Michelle Zauner, de 27 años, en su apartamento en Brooklyn.

La ganadora de nuestro 11º concurso de ensayos, Michelle Zauner, comparte una historia de desamor y curación en la cocina.

Estoy tan cansado de los chicos blancos en la televisión diciéndome qué comer. Estoy cansado de que Anthony Bourdain pruebe las aguas de la cocina coreana para informar que, no solo nuestra comida no te matará, en realidad gustos bueno. No me importa cuántas veces hayas viajado a Tailandia, no te escucharé, al igual que los niños blancos no quisieron escucharme, la chica medio coreana, defendiendo los tentáculos del calamar rojo en mi lonchera. . Los mismos niños que me molestaban implacablemente en aquel entonces son los que ahora celebran nuestra cocina como la próxima gran cosa.

Crecí en el noroeste del Pacífico, en un pequeño pueblo universitario que tenía un 90 por ciento de raza blanca. En mi adolescencia odiaba ser mitad coreano; Quería que la gente dejara de preguntar: “¿Dónde estás? De Verdad ¿de? “Apenas podía hablar el idioma y no tenía amigos asiáticos. No había nada en mí que se sintiera coreano, excepto cuando se trataba de comida.

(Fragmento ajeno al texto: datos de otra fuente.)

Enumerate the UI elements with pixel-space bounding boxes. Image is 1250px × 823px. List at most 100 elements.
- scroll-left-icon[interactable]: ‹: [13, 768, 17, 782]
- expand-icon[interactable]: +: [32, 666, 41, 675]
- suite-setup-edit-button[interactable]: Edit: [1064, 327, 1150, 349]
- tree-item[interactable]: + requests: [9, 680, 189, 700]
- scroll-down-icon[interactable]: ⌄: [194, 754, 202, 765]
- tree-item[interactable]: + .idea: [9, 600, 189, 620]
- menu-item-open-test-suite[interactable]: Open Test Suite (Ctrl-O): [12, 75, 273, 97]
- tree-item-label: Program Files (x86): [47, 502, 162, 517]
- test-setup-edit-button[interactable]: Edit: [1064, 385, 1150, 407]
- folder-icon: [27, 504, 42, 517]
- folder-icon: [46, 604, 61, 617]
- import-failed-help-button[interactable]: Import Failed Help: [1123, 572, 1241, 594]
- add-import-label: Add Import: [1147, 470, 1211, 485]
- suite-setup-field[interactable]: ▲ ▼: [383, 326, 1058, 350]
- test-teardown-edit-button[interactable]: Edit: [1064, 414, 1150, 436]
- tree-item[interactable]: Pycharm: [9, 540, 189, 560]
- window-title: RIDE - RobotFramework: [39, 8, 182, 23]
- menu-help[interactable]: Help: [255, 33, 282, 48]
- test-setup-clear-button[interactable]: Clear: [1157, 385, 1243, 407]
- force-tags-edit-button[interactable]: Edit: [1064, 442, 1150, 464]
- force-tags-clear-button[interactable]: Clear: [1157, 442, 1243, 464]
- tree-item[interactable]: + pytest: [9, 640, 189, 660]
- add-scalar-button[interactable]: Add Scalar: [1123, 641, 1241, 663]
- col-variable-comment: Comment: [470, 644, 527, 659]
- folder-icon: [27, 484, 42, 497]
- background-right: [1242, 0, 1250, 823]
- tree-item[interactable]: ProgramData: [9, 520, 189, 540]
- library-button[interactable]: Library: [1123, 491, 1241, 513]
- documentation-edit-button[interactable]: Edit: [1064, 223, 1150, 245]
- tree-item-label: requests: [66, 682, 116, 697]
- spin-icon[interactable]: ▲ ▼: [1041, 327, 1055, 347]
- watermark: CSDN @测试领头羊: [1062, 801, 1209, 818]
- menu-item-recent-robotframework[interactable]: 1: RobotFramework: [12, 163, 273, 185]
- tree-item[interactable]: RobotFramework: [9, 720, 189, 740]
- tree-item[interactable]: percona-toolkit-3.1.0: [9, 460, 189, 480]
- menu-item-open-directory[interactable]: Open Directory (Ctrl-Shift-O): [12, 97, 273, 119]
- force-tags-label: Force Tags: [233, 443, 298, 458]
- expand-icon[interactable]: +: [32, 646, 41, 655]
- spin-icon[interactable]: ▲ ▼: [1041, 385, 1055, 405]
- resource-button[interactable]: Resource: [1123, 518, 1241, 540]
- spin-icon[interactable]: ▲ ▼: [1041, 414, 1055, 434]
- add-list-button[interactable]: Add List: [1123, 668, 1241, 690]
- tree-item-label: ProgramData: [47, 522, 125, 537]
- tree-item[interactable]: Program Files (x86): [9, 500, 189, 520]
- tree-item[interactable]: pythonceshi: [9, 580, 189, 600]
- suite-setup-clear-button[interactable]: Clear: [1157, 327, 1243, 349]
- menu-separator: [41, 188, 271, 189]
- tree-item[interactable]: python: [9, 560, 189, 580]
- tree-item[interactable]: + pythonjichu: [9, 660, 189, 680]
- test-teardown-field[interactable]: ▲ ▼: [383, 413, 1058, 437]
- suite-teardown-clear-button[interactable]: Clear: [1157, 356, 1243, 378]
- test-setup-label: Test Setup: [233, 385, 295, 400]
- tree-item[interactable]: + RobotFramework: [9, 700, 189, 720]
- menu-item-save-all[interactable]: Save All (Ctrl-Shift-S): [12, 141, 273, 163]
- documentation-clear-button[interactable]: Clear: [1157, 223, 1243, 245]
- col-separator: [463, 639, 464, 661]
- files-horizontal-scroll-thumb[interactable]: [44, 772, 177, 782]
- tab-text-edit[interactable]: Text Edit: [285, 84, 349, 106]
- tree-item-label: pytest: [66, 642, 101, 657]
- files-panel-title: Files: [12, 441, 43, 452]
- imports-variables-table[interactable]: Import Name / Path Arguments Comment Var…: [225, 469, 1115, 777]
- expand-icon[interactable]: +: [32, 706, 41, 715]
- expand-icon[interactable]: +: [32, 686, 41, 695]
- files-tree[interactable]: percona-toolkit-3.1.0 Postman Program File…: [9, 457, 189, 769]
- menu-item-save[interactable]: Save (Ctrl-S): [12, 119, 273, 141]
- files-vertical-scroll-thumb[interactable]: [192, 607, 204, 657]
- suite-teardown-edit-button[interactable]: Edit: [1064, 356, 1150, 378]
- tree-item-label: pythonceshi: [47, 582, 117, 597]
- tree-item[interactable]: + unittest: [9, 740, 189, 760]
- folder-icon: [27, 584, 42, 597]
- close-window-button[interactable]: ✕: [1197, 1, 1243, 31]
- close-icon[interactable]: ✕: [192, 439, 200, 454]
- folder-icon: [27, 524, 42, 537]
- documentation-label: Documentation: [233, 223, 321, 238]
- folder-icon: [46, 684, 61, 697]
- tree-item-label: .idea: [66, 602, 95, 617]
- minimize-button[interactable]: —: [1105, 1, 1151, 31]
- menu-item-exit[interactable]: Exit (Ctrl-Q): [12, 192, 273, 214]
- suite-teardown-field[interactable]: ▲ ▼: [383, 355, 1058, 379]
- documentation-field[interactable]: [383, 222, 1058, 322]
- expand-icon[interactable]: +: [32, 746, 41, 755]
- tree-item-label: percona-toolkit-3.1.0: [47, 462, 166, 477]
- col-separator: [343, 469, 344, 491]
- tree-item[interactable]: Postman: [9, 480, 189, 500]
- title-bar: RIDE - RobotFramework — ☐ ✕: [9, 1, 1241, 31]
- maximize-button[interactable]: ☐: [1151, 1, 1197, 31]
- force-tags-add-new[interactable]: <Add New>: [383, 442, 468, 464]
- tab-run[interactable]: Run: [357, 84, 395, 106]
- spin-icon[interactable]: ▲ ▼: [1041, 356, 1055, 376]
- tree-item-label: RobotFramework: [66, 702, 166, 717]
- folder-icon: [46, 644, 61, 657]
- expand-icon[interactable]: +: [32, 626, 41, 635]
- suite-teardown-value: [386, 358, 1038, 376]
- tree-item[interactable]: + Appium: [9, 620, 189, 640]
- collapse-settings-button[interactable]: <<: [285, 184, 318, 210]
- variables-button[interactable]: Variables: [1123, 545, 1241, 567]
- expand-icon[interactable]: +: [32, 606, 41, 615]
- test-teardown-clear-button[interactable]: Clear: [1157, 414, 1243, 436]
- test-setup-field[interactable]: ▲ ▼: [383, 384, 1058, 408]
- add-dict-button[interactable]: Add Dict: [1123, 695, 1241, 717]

En casa, mi madre siempre preparaba una cena coreana para ella y una cena americana para mi padre. A pesar de los años que había vivido en Seúl, vendiendo autos al ejército y cortejando a mi madre en el Hotel Naija donde ella trabajaba, mi padre todavía es un niño blanco de Filadelfia. Es un comedor aventurero (pregúntele acerca de la carne de perro al vapor), pero sus alimentos de comodidad son carne y papas.

Entonces, cada noche mi mamá preparó dos comidas. Cocía brócoli al vapor y cocinaba el salmón de papá, mientras hervía jjigae y colocaba bandejas pequeñas conocidas como banchan. Cuando nuestra olla de arroz anunció en su voz robótica familiar, “¡Tu delicioso arroz blanco estará listo pronto!” Los tres de nosotros nos sentaríamos ante un maravilloso mash-up de Oriente y Occidente. Creé fusión verdadera de un bocado a la vez, usando palillos para comer tiras de huevos de T-bone y bacalao empapados en aceite de sésamo, todo en un solo bocado. Me gustaron mis papas al horno con pasta de chile fermentado, mi sepia seca con mayonesa.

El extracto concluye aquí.